In case anyone has forgotten, the Längqvist era pre-dates the whole intriguing time where Messiah Marcolin led the band on vocals from ’86 to ’06. An intriguing, as well as surprising return, the rejuvenated Candlemass first released The Door to Doom in 2019 with Längqvist, but now return with him in 2022 with their latest album Sweet Evil Sun.

Released on November 18, 2022 through Napalm Records, it is safe to say that Candlemass has brought their roots back into the flames once again. As far as the vocalists’ history of the band goes, there have been six, and two others that have stood out – Messiah Marcolin and Mats Levén. Both have undeniable unique, powerful vocals as well as a stage presence that goes above and beyond the call of duty. Nevertheless, Längqvist’s return to the band does very much fit the bill. This in mind, without going any further, Sweet Evil Sun is certainly a great contribution to the broad discography of Candlemass.

Diving into the new album, “Wizard of The Vortex” immediately hits you as an undeniable Candlemass song. There is just no Doom Metal quite like Candlemass, and it is clear they picked some great influences to brand together into their own style; this includes Black Sabbath, Venom, and Mercyful Fate. Next up the title-track fulfills the goal of bringing old school Candlemass styling even more to the front of the theater in 2022. This is while “Angel Battle” offers some of the most energetic moments on the album. Feeling quite Black Sabbath influenced, it holds its own with various melodic shifts, doomy guitar solos, and an ending sermon that is certainly unexpected.
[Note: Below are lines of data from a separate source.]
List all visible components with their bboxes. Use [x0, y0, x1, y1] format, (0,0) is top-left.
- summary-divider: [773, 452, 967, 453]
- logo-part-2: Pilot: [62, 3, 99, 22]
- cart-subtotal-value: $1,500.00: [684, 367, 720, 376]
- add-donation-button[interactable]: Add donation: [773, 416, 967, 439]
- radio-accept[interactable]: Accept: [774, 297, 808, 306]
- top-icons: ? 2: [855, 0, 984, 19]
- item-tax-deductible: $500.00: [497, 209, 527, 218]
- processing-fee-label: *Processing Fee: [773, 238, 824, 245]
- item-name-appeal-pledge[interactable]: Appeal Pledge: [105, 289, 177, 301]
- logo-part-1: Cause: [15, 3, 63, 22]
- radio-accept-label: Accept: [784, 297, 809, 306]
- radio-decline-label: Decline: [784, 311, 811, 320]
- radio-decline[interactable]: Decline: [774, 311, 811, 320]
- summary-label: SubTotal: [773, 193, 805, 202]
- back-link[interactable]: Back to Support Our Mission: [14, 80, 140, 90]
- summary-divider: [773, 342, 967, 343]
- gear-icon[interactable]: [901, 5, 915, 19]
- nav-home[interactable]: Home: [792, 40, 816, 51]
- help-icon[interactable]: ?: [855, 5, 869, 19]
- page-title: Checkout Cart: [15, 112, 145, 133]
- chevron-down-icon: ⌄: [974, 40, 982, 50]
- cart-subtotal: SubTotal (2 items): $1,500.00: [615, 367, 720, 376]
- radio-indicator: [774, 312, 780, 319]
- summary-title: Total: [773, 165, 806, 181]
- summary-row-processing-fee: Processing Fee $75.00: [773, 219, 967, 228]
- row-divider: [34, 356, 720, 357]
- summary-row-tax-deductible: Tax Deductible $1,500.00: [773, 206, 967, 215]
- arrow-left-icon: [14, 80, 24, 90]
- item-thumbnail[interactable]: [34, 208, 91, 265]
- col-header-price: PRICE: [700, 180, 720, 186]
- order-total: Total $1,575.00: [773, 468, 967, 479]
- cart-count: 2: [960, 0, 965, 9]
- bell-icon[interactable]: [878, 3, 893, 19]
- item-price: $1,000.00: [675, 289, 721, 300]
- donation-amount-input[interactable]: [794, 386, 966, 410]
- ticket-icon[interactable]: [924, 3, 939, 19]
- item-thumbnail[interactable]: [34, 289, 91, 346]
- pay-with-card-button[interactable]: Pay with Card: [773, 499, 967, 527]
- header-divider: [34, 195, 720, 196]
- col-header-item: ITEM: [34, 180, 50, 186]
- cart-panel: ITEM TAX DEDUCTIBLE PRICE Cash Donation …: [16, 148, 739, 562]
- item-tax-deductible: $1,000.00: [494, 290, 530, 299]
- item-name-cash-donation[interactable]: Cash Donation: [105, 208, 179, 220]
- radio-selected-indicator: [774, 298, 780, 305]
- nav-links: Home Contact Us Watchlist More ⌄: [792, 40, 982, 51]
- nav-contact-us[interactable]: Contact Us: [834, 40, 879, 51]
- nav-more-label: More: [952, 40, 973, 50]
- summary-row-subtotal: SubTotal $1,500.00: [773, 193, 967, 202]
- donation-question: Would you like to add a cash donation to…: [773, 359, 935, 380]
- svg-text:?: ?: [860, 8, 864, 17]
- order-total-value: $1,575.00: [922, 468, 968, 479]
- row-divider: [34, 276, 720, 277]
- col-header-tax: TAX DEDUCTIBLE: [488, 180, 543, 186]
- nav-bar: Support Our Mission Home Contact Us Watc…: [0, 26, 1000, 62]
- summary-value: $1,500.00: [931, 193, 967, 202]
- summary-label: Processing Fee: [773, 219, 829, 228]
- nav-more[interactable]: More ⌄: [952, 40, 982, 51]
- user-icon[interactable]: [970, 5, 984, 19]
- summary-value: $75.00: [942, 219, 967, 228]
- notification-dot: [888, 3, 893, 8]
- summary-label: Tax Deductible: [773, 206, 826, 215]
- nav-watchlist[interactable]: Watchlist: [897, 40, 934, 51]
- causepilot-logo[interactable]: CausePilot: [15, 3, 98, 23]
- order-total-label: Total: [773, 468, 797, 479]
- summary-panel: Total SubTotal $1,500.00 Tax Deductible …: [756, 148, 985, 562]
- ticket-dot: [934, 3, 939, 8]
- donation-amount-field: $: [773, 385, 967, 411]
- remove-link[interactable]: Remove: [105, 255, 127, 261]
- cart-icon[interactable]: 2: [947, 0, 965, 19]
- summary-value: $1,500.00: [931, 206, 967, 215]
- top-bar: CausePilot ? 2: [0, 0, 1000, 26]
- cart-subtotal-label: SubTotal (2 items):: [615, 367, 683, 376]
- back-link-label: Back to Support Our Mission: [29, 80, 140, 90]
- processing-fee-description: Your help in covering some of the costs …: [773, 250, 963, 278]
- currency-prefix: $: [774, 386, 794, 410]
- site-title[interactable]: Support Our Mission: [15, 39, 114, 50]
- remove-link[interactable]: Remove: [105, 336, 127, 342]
Moving midway into the album, “When Death Sighs” has a unique harmonized vocal duet between Längqvist and Jennie-Ann Smith of Avatarium (a band which once included Leif Edling). Then “Scandinavian Gods” is yet another ode to the history and culture of Candlemass, while “Devil Voodoo” dishes out more catchy melodies, doom-based vocals matched with some interesting heavy hitting drum beats and flourishing guitar riffs. Seven plus minutes in length, “Devil Voodoo” also definitely serves as the album’s ballad experience, but also while being one of the most appealing in terms of outside of the box musical structure. Lastly, near the end, “Goddess” is another lengthy banger of repetitive doom riffs and stellar, strong vocals, while the short one-minute “A Cup of Coffin” closes out the journey nicely.

One of Candlemass’ best attributes is that they can convey Doom Metal in such a sinister way that keeps you very intrigued. With vocals, lyrics, and dark, evil, church vibes that are never dull, they mix the best of the best styles to excel on their own. Going so deep back into their roots, but not quite dating themselves to that time, Candlemass also has seemingly attracted a younger generation to old school Scandinavian Doom Metal. Good to see, let’s hope it does not discredit the modern era vocals and melodic arrangements that Mats Levén also accomplished with Candlemass.

Overall, there really is no bad period in history when it comes to Candlemass. Always reinventing themselves, Cryptic Rock gives Sweet Evil Sun 4 out of 5 stars.